The UK Government and the wider economy do not have the necessary skills and capacity to deliver ambitious infrastructure plans over the next five years, according to a report released by the Public Accounts Committee (PAC).

The report highlights significant shortages in technical and engineering disciplines, with gaps in the workforce expected to worsen due to competition from global development projects.

Project management and design are also areas of concern, especially in senior roles.

Of the 16,000 project professionals needing accreditation from the Government’s Major Project Leadership Academy, only 1,000 had achieved this by the time of the report, raising fears that scarcity of skilled professionals could drive up costs.

In March 2023, the Government Major Projects Portfolio included 244 projects with an estimated total cost of £805 billion.

The PAC’s inquiry noted that this scale of investment is unprecedented, with projected spending over the next five years focusing on sectors such as road, rail and energy.

Despite the substantial investment, the PAC expressed concern that government departments are not dedicating sufficient time and effort to maximise the value of these projects.

Only 8% of the £432 billion spent on major projects in 2019 had robust impact evaluation plans, with around two-thirds lacking any plans.

High-quality evaluations are crucial for providing evidence of what works, demonstrating value, and supporting future investment decisions.

The report acknowledges some examples of effective cross-government collaboration, which is essential for delivering complex projects.

However, the PAC believes more must be done to encourage departments to work together consistently across all projects.

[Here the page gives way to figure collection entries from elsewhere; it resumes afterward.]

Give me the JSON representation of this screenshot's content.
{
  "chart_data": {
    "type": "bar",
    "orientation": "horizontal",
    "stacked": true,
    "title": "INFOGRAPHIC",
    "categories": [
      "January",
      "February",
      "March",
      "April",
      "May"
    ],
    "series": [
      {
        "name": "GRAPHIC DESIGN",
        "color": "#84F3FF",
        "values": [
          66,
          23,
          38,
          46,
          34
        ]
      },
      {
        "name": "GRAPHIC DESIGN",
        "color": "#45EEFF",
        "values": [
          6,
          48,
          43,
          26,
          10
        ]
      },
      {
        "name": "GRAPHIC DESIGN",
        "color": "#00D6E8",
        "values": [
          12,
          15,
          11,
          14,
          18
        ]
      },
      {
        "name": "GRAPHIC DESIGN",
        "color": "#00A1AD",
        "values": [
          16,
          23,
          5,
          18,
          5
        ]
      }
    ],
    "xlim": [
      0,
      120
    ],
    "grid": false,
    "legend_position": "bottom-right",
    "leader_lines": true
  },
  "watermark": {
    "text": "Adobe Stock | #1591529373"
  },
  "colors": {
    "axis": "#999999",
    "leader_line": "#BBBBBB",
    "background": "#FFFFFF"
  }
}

Dame Meg Hillier MP, Chair of the Committee, stated: “Over the coming years, government spending on major infrastructure projects is set to rise to unprecedented levels.

“Such projects present unique and novel challenges which Government must navigate if it is to secure value for public money.

“Without a robust market for essential skills in place, these are challenges the UK will fail to meet, as shortages push costs up in a globally competitive environment.

“All too often we see projects and programmes that are poorly managed and delivered late and over budget. The failure to ensure projects have robust impact evaluation plans in place is symptomatic of the short-term mentality dominating these processes.”

Commenting on the report, Yselkla Farmer, Chief Executive Officer of BEAMA, said: “Investment in skills across the UK economy is not only essential for success, it is existential when we face a global competition.

“Both investment and skills are critical for the major infrastructure projects that will deliver on our net zero targets and an energy system that is fit for the future.

“Manufacturers are doing the best they can to build their capacity and cultivate talent, but without greater support from the government through a clear and stable policy landscape, the UK will fail to compete in an international market.”